Well, that’s true, to a degree.
I’ve given speeches before (and I’m not including the “reading the paper” sort of speech at the MLA), usually to local groups off campus who selected me from a list of speakers that my college publishes each year. But this year I’ve been asked to give a speech at the annual awards ceremony for academic achievement, and although I said yes, way back in December, I’m now stumped.
It’s not exactly a graduation speech, since many of the students invited to this event are at the end of their first year at our community college, and even those at the end of their second year may be transferring, rather than graduating. Thus, all the ideas and tips about what goes into a graduation speech don’t really apply here.
Having attended this event for 10 years, I do have, in my mind’s eye, models of other speeches, but they were either very witty (wittier than I can ever be) or very serious (more serious than I can ever be), or the speech included actual juggling (and no way: I’m very uncoordinated). Then there is the sprinkling of famous quotations strategy: and yes, I have been collecting those, but I’m not sure how many I can actually hide behind in my 15 minute speech. I’d like to be a little bit witty, a little bit serious, and a little bit something else.

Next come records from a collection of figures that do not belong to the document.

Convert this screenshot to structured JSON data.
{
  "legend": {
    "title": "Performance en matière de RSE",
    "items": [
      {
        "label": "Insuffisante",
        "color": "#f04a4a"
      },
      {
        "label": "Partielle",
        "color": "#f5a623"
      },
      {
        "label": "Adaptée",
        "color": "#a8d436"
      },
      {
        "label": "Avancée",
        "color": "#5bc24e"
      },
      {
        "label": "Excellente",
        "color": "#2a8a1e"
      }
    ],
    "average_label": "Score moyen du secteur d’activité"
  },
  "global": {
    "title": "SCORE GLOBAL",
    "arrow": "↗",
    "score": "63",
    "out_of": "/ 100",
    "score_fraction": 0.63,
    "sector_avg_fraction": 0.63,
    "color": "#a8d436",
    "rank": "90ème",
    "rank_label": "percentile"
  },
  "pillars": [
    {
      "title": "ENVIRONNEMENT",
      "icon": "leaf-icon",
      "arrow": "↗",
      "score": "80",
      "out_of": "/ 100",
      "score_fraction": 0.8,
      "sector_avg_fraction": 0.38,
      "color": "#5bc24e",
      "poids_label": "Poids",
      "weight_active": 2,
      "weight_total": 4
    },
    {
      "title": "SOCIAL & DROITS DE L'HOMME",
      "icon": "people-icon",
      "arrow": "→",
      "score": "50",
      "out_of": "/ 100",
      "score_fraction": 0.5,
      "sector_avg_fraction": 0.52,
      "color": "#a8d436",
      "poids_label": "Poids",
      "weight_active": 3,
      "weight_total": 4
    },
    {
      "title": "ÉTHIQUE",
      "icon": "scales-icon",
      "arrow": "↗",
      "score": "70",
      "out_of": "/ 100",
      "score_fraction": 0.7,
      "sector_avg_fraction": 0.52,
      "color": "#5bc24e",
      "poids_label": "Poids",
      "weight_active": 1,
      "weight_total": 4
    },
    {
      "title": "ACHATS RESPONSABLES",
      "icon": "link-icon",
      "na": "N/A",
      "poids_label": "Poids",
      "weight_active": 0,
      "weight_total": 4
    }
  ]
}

Yes, I’ll praise their success, and encourage them to thank those that helped them; and yes, I’ll push them to keep going with their educations; and yes, I may even remind them that there is more to life than a 4.0 (though frankly that seems rather cruel to say to students who worked their collective asses off for just that reason).
But all that seems so old hat: as the experienced hooker said in Gypsy, “you gotta have a gimmick”—and I need one!
So anyone, do you have a gimmick idea for me?